Sydney Is Finally Proposing An Action Plan For Startups

Frederique Bros
on 5 August 2015

2015 Global Startup Ecosystem Rankings revealed Sydney and Melbourne have fallen sharply down the rankings as centres of startup innovation. Sydney is the only Australian city inside the top 20, at #16, and Melbourne has dropped outside of the top 20.

“This is a great conversation opener and it’s good to see growing recognition amongst our political leaders that startups hold the key to Australia’s economic future.  Startups could contribute up to $US109 billion in growth to the economy, and 540,000 new jobs over the next two decades and Sydney’s local economy stands to gain enormously from this growth,” CEO of StartupAUS, Peter Bradd said. 

“However these outcomes are by no means guaranteed. We urgently need to do more to develop our ecosystem within cities and within the broader state economies to ensure we don’t fall further behind our counterparts in the global startup ecosystem. This means acting now and it means far greater collaboration between governments and the private sector.”  
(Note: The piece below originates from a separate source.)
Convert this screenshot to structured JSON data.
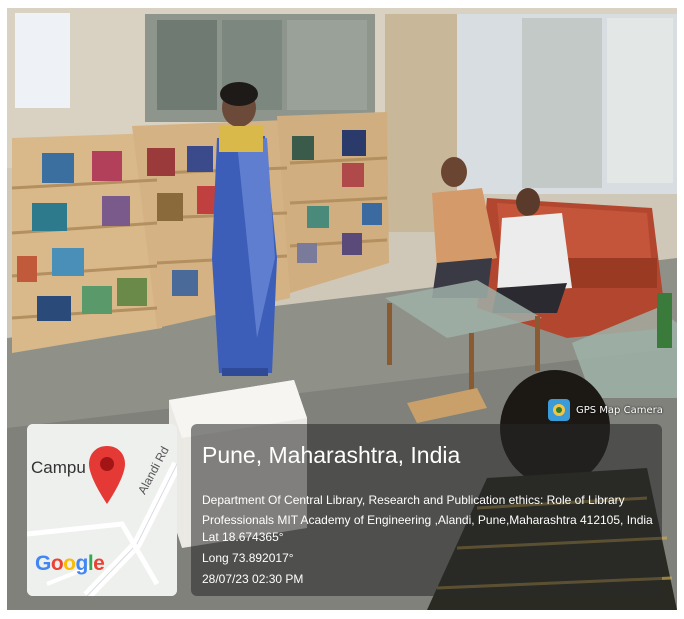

Mr Bradd acknowledged Brisbane City’s agenda-setting 2020 plan as a valuable example of successful local government-driven startup initiatives. 

“Brisbane Marketing’s 2020 plan has been quite successful and provides a good example of what focused effort at the local government level can achieve.  It would be powerful to see collaboration between cities and states and all levels of government to strengthen our startup ecosystem.  When it comes to attracting and retaining entrepreneurs and investment capital, the real competition is not between Australian cities or states, but rather on the global stage.” 
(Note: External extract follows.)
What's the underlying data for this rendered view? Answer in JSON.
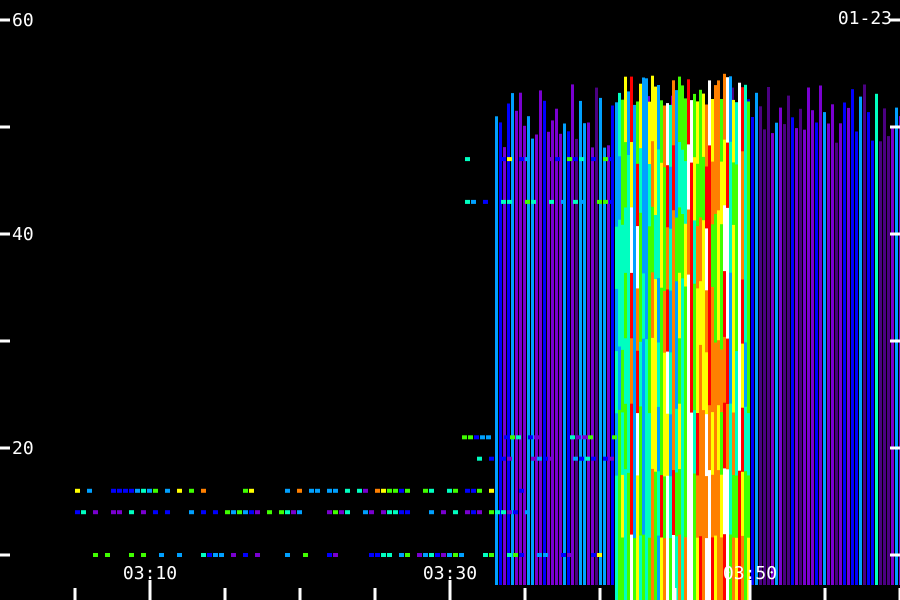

The City of Sydney’s draft plan outlines a focus on building a strong entrepreneurial culture and community, creating skilled and connected entrepreneurs, increasing the startup ecosystem density, supporting entrepreneurs’ access to funding, and developing technology entrepreneurs’ access to markets.  

Mr Bradd said the City of Sydney plan aligns with the recommendations that StartupAUS’ Crossroads 2015 report, which recommended that Australia’s political organisations look to:

  • Grow our pipeline of Australian entrepreneurs 
  • Improve entrepreneurship education 
  • Increase the number of ICT professionals
  • Increase availability of early-stage capital to startups
  • Address legal and regulatory impediments
  • Increase collaboration and international connectedness
  • Create a national innovation agency 

“StartupAUS would like to see the Plan passed by Sydney Council, and other Australian cities to follow suit.”
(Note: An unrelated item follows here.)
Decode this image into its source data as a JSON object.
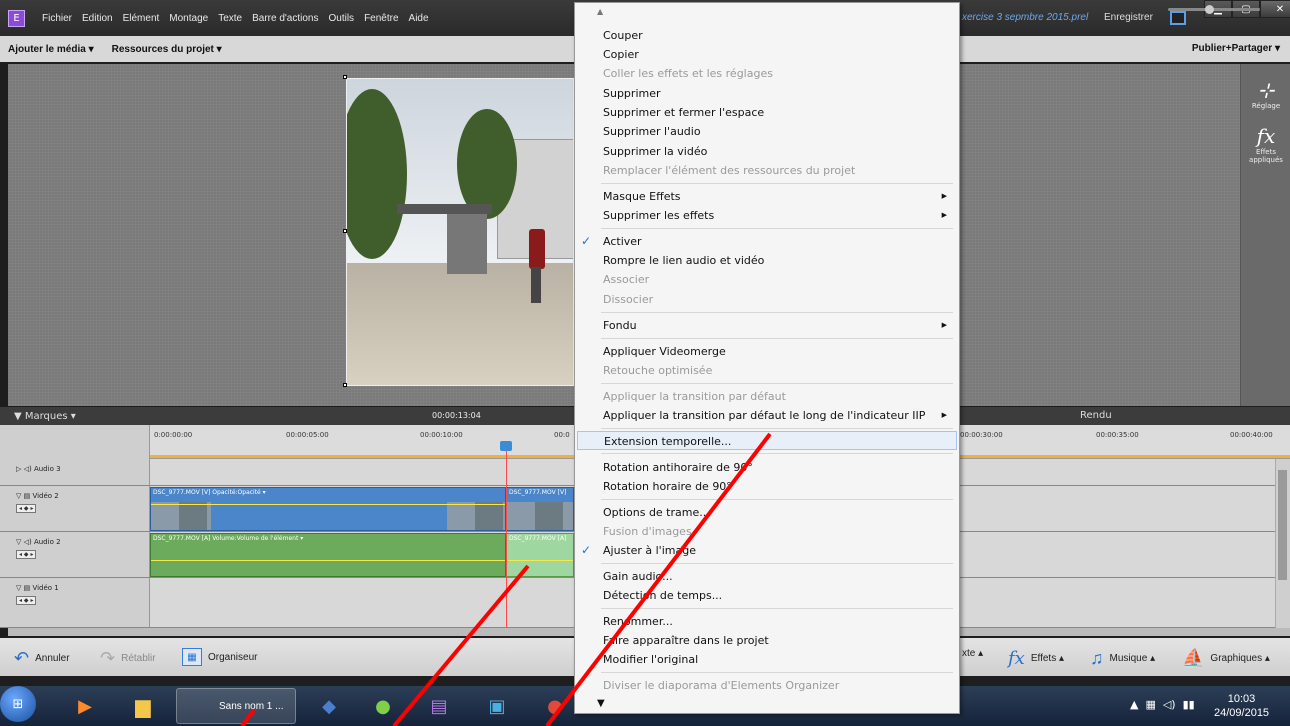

“To maximise the success we’d like to see far greater collaboration between local, State and Federal government – to the benefit of all Australians.  

“If the various levels of NSW government were to work together to create a precinct-like environment within Sydney that housed a large concentration of startups as we have seen in New Zealand or the Mars precinct in Canada, then we would enjoy the benefits of scale and collaboration between Australia’s most innovative companies,” Mr Bradd added.